What are the potential consequences of non-compliance identified in a secretarial audit?

Non-compliance identified in a secretarial audit can have several consequences, including:

  • Penalties and fines imposed by regulatory authorities.
  • Legal disputes and litigation.
  • Reputational damage to the company.
  • Adverse impact on business operations and contracts.
  • Loss of investor confidence.
  • Potential liability for directors and officers of the company.
How often should a secretarial audit be conducted in India?
As per the Companies Act, 2013, a secretarial audit must be conducted annually by eligible companies. The secretarial auditor provides an annual secretarial audit report to the company's board of directors.
Can a company voluntarily opt for a secretarial audit even if it is not mandatory?
Yes, a company can voluntarily opt for a secretarial audit even if it is not mandatory for them. Conducting a secretarial audit voluntarily can help ensure good corporate governance practices, identify areas of improvement, and enhance compliance with applicable laws and regulations.
Can the findings of a secretarial audit be challenged or disputed?
The findings of a secretarial audit can be challenged or disputed if there are valid grounds for disagreement. In such cases, the concerned company can present its case and provide supporting evidence to contest the findings. However, it is essential to consult legal experts for appropriate guidance in such situations.

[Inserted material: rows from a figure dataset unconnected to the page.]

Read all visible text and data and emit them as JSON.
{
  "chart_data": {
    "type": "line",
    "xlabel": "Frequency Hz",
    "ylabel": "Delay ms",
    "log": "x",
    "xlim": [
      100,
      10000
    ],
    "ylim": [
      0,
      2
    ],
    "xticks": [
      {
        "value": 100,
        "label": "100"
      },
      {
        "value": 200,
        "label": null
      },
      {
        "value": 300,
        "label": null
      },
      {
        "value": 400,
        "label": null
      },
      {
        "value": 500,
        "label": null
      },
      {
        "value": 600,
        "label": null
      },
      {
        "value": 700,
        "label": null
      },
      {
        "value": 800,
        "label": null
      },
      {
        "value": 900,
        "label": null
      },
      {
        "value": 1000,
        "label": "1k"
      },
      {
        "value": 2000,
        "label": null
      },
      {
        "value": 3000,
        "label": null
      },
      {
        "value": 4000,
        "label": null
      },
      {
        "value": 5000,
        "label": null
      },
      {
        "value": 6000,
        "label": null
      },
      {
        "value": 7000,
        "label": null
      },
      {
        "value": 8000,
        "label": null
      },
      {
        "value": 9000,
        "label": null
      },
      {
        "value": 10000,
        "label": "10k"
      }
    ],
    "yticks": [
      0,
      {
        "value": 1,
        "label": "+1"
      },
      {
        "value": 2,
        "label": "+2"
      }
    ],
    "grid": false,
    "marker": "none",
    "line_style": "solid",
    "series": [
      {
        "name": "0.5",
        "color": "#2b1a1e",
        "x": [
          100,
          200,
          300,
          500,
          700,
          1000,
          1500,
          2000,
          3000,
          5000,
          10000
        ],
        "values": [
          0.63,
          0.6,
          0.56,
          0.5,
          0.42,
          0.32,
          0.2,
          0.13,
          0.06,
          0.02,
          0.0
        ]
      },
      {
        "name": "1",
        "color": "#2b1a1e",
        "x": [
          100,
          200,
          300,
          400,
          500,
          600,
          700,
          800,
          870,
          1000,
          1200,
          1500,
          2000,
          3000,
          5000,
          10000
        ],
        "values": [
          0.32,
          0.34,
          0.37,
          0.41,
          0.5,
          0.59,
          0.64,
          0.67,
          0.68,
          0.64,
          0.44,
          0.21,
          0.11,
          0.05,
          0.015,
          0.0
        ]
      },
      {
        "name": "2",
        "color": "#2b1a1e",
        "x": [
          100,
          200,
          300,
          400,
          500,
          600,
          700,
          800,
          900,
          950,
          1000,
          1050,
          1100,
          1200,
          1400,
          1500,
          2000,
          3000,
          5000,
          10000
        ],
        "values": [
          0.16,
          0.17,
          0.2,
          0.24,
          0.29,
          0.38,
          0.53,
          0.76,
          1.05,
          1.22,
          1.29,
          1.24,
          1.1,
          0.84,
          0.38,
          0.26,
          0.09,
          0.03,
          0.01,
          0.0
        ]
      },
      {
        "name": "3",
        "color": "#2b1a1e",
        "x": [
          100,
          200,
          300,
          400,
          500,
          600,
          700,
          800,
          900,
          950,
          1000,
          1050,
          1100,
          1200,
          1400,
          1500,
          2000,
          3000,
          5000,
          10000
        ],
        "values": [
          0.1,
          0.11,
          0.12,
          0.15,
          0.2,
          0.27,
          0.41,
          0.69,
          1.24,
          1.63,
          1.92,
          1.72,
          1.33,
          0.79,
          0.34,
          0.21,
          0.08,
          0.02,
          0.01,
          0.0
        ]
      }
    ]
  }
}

How can a company address the recommendations provided in a secretarial audit report?
A company can address the recommendations provided in a secretarial audit report by taking appropriate corrective actions. This may involve rectifying non-compliance issues, improving internal control systems, enhancing record-keeping practices, and implementing the necessary changes to align with regulatory requirements. Consulting a qualified professional, such as a company secretary, can help in effectively implementing the recommended measures.
What is a secretarial audit for private companies?

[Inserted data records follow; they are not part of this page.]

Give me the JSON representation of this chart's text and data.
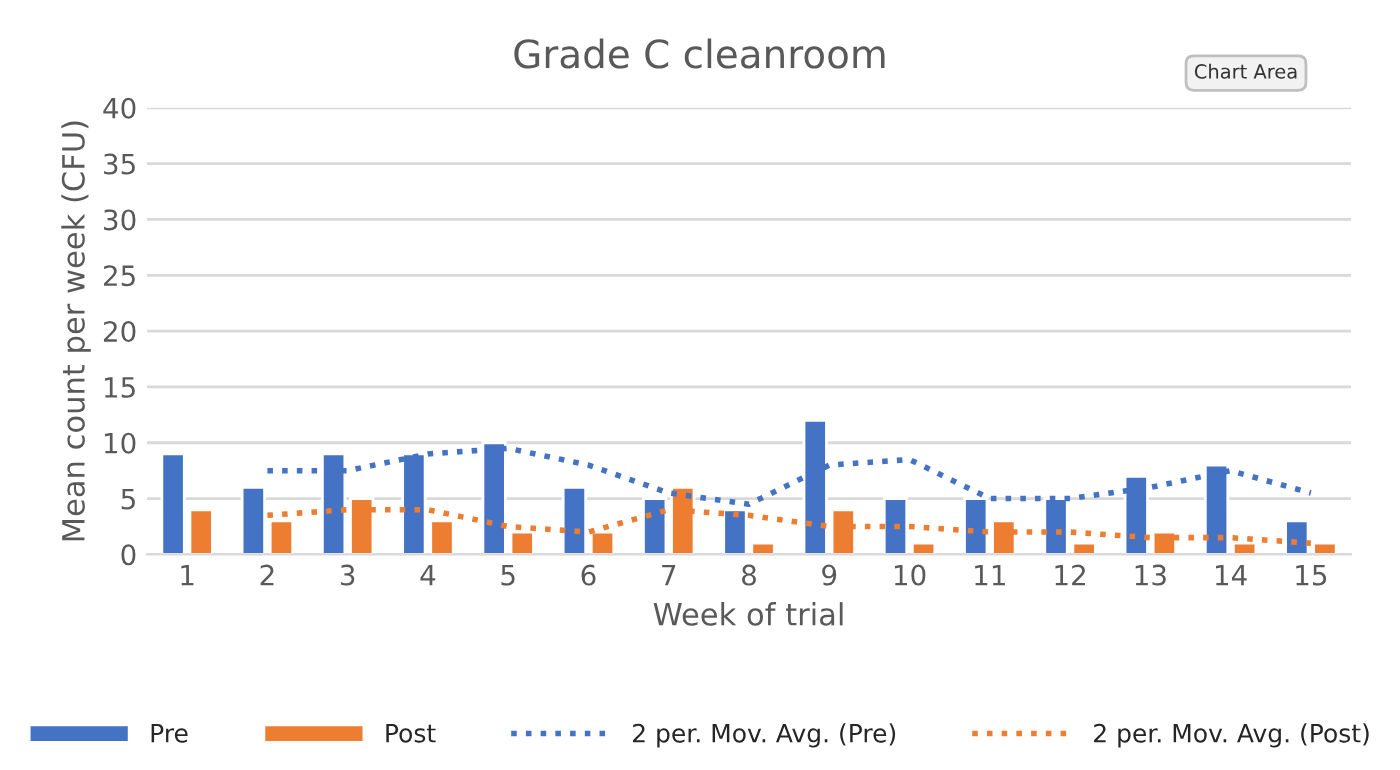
{
  "chart_data": {
    "type": "bar",
    "title": "Grade C cleanroom",
    "xlabel": "Week of trial",
    "ylabel": "Mean count per week (CFU)",
    "categories": [
      "1",
      "2",
      "3",
      "4",
      "5",
      "6",
      "7",
      "8",
      "9",
      "10",
      "11",
      "12",
      "13",
      "14",
      "15"
    ],
    "series": [
      {
        "name": "Pre",
        "color": "#4472c4",
        "values": [
          9,
          6,
          9,
          9,
          10,
          6,
          5,
          4,
          12,
          5,
          5,
          5,
          7,
          8,
          3
        ]
      },
      {
        "name": "Post",
        "color": "#ed7d31",
        "values": [
          4,
          3,
          5,
          3,
          2,
          2,
          6,
          1,
          4,
          1,
          3,
          1,
          2,
          1,
          1
        ]
      },
      {
        "name": "2 per. Mov. Avg. (Pre)",
        "type": "line",
        "line_style": "dotted",
        "color": "#4472c4",
        "values": [
          null,
          7.5,
          7.5,
          9,
          9.5,
          8,
          5.5,
          4.5,
          8,
          8.5,
          5,
          5,
          6,
          7.5,
          5.5
        ]
      },
      {
        "name": "2 per. Mov. Avg. (Post)",
        "type": "line",
        "line_style": "dotted",
        "color": "#ed7d31",
        "values": [
          null,
          3.5,
          4,
          4,
          2.5,
          2,
          4,
          3.5,
          2.5,
          2.5,
          2,
          2,
          1.5,
          1.5,
          1
        ]
      }
    ],
    "ylim": [
      0,
      40
    ],
    "yticks": [
      0,
      5,
      10,
      15,
      20,
      25,
      30,
      35,
      40
    ],
    "grid": "y",
    "legend": "bottom",
    "annotations": [
      "Chart Area"
    ]
  }
}
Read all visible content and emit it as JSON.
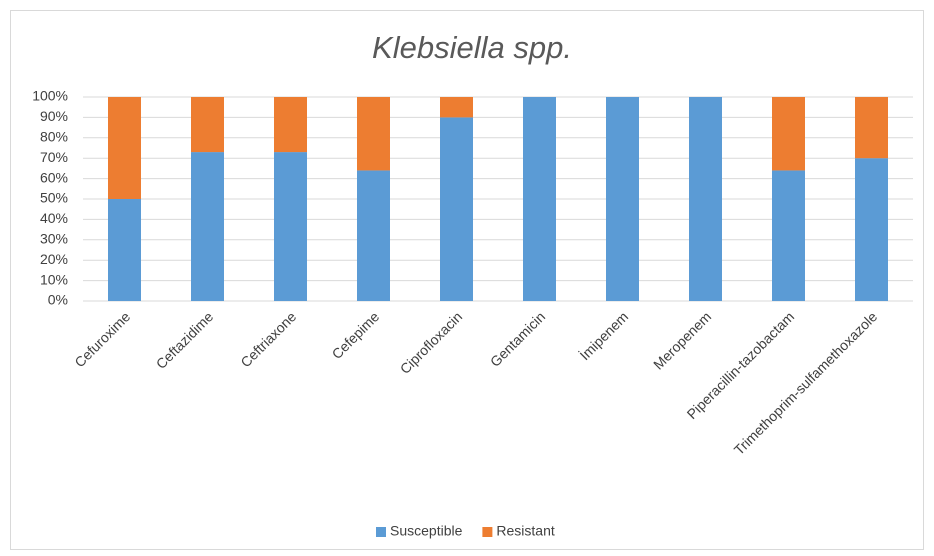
{
  "chart_data": {
    "type": "stacked_bar",
    "title": "Klebsiella spp.",
    "categories": [
      "Cefuroxime",
      "Ceftazidime",
      "Ceftriaxone",
      "Cefepime",
      "Ciprofloxacin",
      "Gentamicin",
      "İmipenem",
      "Meropenem",
      "Piperacillin-tazobactam",
      "Trimethoprim-sulfamethoxazole"
    ],
    "series": [
      {
        "name": "Susceptible",
        "color": "#5b9bd5",
        "values": [
          50,
          73,
          73,
          64,
          90,
          100,
          100,
          100,
          64,
          70
        ]
      },
      {
        "name": "Resistant",
        "color": "#ed7d31",
        "values": [
          50,
          27,
          27,
          36,
          10,
          0,
          0,
          0,
          36,
          30
        ]
      }
    ],
    "ylim": [
      0,
      100
    ],
    "yticks": [
      {
        "value": 0,
        "label": "0%"
      },
      {
        "value": 10,
        "label": "10%"
      },
      {
        "value": 20,
        "label": "20%"
      },
      {
        "value": 30,
        "label": "30%"
      },
      {
        "value": 40,
        "label": "40%"
      },
      {
        "value": 50,
        "label": "50%"
      },
      {
        "value": 60,
        "label": "60%"
      },
      {
        "value": 70,
        "label": "70%"
      },
      {
        "value": 80,
        "label": "80%"
      },
      {
        "value": 90,
        "label": "90%"
      },
      {
        "value": 100,
        "label": "100%"
      }
    ],
    "grid": true,
    "legend": "bottom"
  }
}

A secretarial audit for private companies is an independent examination of the company's compliance with applicable laws, rules, and regulations governing corporate governance and secretarial practices. It assesses the company's adherence to statutory requirements, maintenance of records, and compliance with procedures related to board meetings, shareholder meetings, filings, and other secretarial aspects.

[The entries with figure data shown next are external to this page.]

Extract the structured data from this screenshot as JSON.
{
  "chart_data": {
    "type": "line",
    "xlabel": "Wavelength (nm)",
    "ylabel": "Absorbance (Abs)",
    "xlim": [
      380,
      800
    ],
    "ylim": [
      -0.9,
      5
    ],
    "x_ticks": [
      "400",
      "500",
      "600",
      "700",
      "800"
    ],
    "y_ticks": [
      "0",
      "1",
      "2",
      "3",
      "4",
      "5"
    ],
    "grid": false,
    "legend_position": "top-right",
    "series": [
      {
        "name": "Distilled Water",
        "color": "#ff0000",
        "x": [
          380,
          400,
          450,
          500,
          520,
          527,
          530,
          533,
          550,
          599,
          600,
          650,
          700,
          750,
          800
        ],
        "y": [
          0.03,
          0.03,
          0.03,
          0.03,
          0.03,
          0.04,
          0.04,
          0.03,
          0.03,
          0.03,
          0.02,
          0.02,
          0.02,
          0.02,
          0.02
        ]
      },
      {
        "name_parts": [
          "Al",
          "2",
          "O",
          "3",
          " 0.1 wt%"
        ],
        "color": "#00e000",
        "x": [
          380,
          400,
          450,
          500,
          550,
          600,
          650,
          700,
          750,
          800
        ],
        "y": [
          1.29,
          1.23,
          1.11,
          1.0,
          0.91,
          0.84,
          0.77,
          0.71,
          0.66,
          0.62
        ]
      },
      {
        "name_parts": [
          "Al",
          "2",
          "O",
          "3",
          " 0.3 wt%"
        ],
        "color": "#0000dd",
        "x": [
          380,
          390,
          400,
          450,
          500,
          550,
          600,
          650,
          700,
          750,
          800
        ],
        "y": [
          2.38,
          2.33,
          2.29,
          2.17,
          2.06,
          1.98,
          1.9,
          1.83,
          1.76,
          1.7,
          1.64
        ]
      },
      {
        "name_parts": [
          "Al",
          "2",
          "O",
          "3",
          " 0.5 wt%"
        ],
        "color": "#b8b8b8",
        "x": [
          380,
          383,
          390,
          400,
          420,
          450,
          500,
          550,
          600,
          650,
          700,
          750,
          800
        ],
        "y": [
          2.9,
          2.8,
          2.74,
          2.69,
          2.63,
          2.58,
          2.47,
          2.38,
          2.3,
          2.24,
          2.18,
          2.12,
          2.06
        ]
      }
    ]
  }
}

Why is a secretarial audit necessary for private companies?
A secretarial audit is necessary for private companies to ensure compliance with legal and regulatory requirements. It helps identify any non-compliance issues, gaps in corporate governance practices, and potential risks. Conducting a secretarial audit promotes transparency, accountability, and good governance within the organization.
Who can conduct a secretarial audit for private companies?
A secretarial audit can be conducted by a qualified company secretary or a professional firm specializing in secretarial audit services. It is important to engage an independent and experienced auditor who possesses the necessary expertise and knowledge of corporate laws and secretarial practices.
What are the critical areas covered in a secretarial audit for private companies?
A secretarial audit typically covers various areas, including compliance with company law provisions, maintenance of statutory registers and records, the conduct of board meetings and shareholder meetings, filing of necessary forms and returns with regulatory authorities, adherence to corporate governance guidelines, and compliance with applicable secretarial standards.
What is CS Professional Secretarial Audit?
CS Professional Secretarial Audit refers to the examination and verification of a company's compliance with the provisions of various corporate laws and regulations. It is conducted by a Company Secretary (CS) to ensure that the company follows good corporate governance practices, maintains statutory registers and records, and complies with applicable laws and regulations.